ECCO successful in landmark transfer pricing case before the Danish Western High Court

On 2 July 2020 the Danish Western High Court ruled in favour of ECCO Sko A/S (ECCO) in a landmark transfer pricing case and set aside the Danish tax authorities' discretionary increase of the company's taxable income for the income year 2005. The case was conducted by Plesner.

In 2011, the Danish Central Tax Administration, SKAT (today the Danish Tax Agency) found that ECCO's taxable income for the income year 2005 should be increased discretionarily, stating that SKAT did not find that ECCO's transfer prices for two of the company's affiliated foreign production companies had been agreed on an arm's length basis according to section 2 of the Danish Tax Assessment Act. By a decision in 2015, the National Tax Tribunal concurred in SKAT's ruling concerning the production companies. 

The issue of the case before the Danish Western High Court, which was heard over five court days, was whether SKAT's discretionary transfer pricing correction had been justified. 

The question was first of all whether ECCO's transfer pricing documentation for the income year 2005 was inadequate and, if so, if it was inadequate to such an extent that the tax authorities had been entitled to make a discretionary assessment of the income according to section 3B of the then Danish Tax Control Act. 

At the time of SKAT's decision in 2011, ECCO had prepared two sets of transfer pricing documentation; one set was prepared in 2005, and supplementary documentation was prepared in connection with the tax audit in response to certain points of criticism raised by SKAT. The total transfer pricing documentation included a review of ECCO's fixing of prices and terms in relation to both internal and external production companies and comparability analyses in the form of a comparison of contribution ratios and a comparison of the EBIT margins for own and external production companies based on the TNM-method. 

The High Court explicitly included both sets of transfer pricing documentation in its review as to whether ECCO had prepared adequate documentation. In doing so, the High Court confirmed that also documentation prepared in direct response to a transfer pricing audit must be included in the review. In addition, the High Court found that ECCO's transfer pricing documentation was adequate to enable SKAT to assess whether the transfer pricing had been at arm's length, and that ECCO's transfer pricing documentation was not inadequate to such an extent that it could be compared to not having submitted documentation. Accordingly, the Danish tax authorities were not entitled to make a discretionary assessment of the income according to section 3B of the then Danish Tax Control Act. 

Next, the question was whether the Danish Ministry of Taxation had proved that ECCO's payments to its own production companies had not been made at arm's length and, more specifically, whether ECCO had paid more for shoes purchased from its own production companies than for shoes purchased from external production companies. 

As far as this question is concerned, the Ministry of Taxation had in particular pointed out that ECCO's average contribution margin was higher for shoes produced by the company's external production companies than for shoes from their own production companies. The Ministry of Taxation regarded this as an unusual arrangement which had no commercial explanation. 

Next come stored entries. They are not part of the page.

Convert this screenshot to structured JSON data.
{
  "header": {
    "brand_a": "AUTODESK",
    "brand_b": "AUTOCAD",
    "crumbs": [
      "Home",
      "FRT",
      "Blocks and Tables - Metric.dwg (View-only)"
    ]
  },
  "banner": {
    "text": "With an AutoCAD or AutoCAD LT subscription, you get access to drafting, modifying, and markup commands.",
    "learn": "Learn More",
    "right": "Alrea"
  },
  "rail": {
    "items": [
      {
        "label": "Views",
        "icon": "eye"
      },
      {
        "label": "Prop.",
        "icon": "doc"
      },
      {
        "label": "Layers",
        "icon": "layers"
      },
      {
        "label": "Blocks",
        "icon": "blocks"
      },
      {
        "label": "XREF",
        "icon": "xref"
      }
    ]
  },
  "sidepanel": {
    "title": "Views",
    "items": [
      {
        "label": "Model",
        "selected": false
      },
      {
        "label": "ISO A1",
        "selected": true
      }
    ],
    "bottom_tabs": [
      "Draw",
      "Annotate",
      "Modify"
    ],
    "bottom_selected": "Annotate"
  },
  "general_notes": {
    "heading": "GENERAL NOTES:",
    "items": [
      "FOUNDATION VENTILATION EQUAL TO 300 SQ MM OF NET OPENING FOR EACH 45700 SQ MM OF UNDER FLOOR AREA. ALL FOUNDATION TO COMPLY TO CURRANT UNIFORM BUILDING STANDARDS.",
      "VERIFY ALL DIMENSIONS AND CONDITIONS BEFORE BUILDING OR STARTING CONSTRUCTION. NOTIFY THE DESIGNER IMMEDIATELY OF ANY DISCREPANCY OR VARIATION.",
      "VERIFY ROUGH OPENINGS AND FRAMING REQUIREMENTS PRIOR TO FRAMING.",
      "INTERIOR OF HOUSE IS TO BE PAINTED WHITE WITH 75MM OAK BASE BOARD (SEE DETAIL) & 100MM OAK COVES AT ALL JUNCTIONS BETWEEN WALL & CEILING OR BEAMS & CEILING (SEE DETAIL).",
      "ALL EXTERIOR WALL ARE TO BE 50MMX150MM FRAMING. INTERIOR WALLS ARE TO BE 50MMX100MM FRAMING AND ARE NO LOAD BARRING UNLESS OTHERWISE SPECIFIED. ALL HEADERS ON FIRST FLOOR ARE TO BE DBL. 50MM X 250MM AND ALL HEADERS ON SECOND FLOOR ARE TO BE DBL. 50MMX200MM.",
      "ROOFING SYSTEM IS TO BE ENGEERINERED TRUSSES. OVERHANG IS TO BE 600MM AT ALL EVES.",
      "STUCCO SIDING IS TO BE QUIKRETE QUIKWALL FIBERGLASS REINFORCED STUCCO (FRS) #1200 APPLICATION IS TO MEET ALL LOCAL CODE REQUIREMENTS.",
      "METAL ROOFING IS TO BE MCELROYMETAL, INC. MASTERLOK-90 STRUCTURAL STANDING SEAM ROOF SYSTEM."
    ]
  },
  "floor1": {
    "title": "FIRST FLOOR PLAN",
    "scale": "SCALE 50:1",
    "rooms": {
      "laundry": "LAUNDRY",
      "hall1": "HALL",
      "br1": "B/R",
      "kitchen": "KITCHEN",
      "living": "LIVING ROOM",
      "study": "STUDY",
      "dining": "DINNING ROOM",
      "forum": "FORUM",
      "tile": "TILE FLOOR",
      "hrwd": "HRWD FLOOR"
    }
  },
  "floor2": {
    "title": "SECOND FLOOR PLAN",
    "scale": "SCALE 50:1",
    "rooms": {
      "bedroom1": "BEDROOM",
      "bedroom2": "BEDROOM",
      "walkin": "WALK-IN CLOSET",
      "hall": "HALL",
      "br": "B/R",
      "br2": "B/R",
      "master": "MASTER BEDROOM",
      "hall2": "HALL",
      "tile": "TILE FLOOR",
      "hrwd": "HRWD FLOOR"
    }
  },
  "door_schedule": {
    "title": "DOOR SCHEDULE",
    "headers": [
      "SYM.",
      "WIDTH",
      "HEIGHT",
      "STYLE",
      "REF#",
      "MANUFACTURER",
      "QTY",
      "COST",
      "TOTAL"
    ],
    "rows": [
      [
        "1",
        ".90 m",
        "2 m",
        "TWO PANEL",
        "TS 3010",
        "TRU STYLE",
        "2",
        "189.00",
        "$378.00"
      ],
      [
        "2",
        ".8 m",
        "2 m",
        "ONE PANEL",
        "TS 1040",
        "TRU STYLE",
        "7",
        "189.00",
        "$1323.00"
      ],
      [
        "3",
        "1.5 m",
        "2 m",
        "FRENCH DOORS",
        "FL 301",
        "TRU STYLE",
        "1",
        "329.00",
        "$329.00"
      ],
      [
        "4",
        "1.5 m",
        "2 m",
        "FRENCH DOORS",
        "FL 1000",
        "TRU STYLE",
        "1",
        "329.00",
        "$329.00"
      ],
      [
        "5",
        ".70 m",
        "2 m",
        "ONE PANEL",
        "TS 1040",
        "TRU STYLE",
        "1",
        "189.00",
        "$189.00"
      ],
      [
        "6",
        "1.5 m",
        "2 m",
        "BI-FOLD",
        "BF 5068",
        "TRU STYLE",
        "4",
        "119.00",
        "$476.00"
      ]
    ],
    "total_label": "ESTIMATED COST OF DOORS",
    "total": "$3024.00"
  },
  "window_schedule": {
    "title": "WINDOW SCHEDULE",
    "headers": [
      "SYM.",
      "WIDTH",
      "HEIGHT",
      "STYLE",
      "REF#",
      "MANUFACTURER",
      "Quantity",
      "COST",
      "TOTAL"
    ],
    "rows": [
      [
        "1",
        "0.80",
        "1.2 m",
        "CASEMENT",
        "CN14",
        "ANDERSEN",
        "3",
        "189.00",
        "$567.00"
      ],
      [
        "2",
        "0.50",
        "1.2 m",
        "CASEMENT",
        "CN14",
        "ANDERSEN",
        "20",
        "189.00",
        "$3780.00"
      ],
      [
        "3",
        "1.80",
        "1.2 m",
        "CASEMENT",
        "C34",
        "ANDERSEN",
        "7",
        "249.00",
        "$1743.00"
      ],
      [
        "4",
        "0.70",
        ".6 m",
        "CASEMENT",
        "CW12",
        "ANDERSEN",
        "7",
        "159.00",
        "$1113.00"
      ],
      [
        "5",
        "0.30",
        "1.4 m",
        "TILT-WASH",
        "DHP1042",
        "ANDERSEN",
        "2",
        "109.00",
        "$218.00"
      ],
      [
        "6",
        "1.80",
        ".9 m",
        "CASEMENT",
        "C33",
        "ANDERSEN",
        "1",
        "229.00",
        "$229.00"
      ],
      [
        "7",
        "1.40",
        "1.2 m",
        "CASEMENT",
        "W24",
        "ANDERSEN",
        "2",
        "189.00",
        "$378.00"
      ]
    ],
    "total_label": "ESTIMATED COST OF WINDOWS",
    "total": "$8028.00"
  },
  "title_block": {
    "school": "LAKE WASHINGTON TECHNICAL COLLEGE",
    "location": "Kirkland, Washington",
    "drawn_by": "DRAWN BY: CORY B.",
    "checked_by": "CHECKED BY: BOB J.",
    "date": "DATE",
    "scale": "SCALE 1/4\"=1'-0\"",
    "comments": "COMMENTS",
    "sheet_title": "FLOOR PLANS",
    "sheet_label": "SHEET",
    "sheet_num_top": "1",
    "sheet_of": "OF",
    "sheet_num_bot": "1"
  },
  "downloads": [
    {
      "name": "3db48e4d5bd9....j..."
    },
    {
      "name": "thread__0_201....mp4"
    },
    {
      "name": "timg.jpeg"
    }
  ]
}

The High Court agreed with ECCO that the average lower contribution margins were fully justified by commercial conditions extensively documented by ECCO. 

The Ministry of Taxation had further pointed out that the pricing in relation to the production companies was based on budgeted costs. In that connection, the Ministry of Taxation submitted that budgeted costs are unsuitable as basis for determining arm's length prices and, further, that the ECCO group's budgeting process resulted in over-budgeting of the costs of the intercompany production companies, and thus a pricing that is too high compared to that of external production companies. 

The High Court acknowledged that ECCO's use of budgeted costs was suitable as basis for determining arm's length prices. In addition, the High Court found, based on the evidence produced by ECCO, that the Ministry of Taxation's opinion on over-budgeting of the costs on the part of ECCO would have to be rejected. 

Against this background the Danish Western High Court upheld ECCO's claim that the tax authorities' increase of ECCO's income during the income year 2005 was unjustified.

A team from Plesner represented ECCO before the Danish courts. 

Lasse Esbjerg Christensen and Jef Nymand Hounsgaard argued the case before the court.

The Ministry of Taxation has not brought the case before the Supreme Court, and accordingly the judgment is final and conclusive.